Теперь тут открылся источник стрельбы: одни литовцы, покинувшие казармы, стреляли в верхние окна своих же казарм, чтобы те, оставшиеся, выходили тоже. Какой-то молодой человек в модном пальто и студенческой фуражке, невысокий, толстенький, стоял среди солдат на Басковой улице и размахивал шашкой без ножен. Но никуда солдаты не увлекались им, а теснились к стенам и за углы, не попасть под выстрелы.
Один молодой солдат лежал на тротуаре у стены, раненый, — но никто не помогал ему. Подъезды всех домов и тут были заперты.
В конце Басковой появились стрелки — стройно, в ногу, при офицерах, — и беспорядочная толпа литовцев отхлынула от своих казарм на Артиллерийскую улицу, стала прятаться там.
81
Утром вызванный в штаб гвардии вместо заболевшего полковника Павленко командир Московского запасного батальона полковник Михайличенко, уезжая, должен был кого-то оставить вместо себя в батальоне. Но следующий старший после него капитан Якубович лежал с отдавленной ногой. Другие старшие начальствующие офицеры разошлись с караулами, ещё до рассвета. И он поручил батальон начальнику хозяйственной части капитану Яковлеву.
А уехавши в центр города, Михайличенко оказался и отрезан от Московского батальона, сносился по телефону. Из батальона ему доложили, что на Выборгской собираются толпы, а казачьи наряды не только их не разгоняют, но братаются с ними. И Михайличенке осталось лишь подтвердить в батальон задачу: сохранить самих себя и своё расположение, а на остальное не обращать внимания.
Вооружённой оставалась лишь учебная команда, и то частично. Только что и защищать казармы. Они были расположены между Большим Сампсоньевским и Лесным проспектами, воротами туда и туда. Яковлев выставил к тем и другим воротам по одной подготовленной вооружённой команде — поручика Петровского и поручика Вериго.
В последующий час Михайличенко продолжал сообщать то телефону, что в городе восстали гвардейские части, повстанцы уже владеют положением, и теперь всё зависит от Выборгской стороны, куда направились толпы мятежников.
Он ещё успел распорядиться послать последнюю в наличии вооружённую литерную роту — занять Военно-медицинскую Академию, — и на этом телефон прервался.

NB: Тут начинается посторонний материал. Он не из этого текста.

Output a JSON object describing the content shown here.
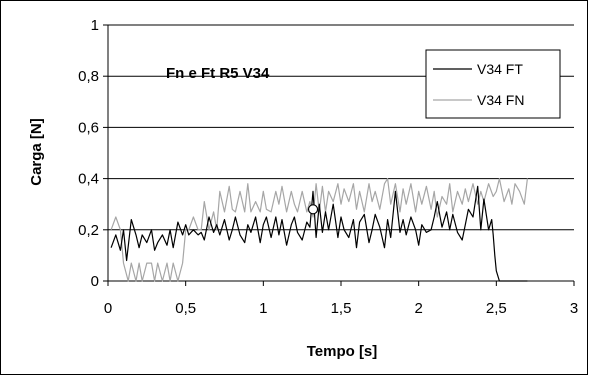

Капитану Яковлеву ничего не оставалось как взять эту последнюю свободную роту — и маршировать самому с ней к Военно-медицинской Академии.
А вместо себя командовать батальоном он оставил нервно больного капитана Дуброву.
Больного-то больного, но изрядный он был и ругатель, боялась его вся учебная команда и даже младшие офицеры: когда утром к строю на плац открывалась дверь — и прежде грозного капитана всегда зловеще выходил его белый шпиц.
82
Как в карточной игре, когда между конами ещё и пьют, и вот уже руки сами неровно кладут деньги на ставку, сбивают их, цепляют, а рукавами опрокидывают стаканы, — так в ошалении, нетрезвости, безоглядности катилось куда-то всё затеянное, где нельзя было уже ни остановиться, ни охорониться, — а если всё остановится, так наверняка петля. Так и пусть катится, хоть с опрокидом!
Кирпичников уже не запоминал и сметить не мог, кто к ним присоединился, кто нет: ни одной цельной роты или команды с ними не было, даже из тех, кто поначалу пошёл, — утекали прочь или зрителями на тротуары. Изо всякой открываемой казармы выгонялось трудно: робкие, дальние, сельские, иногородние — коснели, боялись, идти не хотели, не понимали, зачем им идти, сопротивлялись. Но из каждой же и вырывались — лихие, вольные или здешние питерские, только что переодетые в солдатское, вырывались на свои улицы как на свободу — и их-то были винтовки, они и захватывали.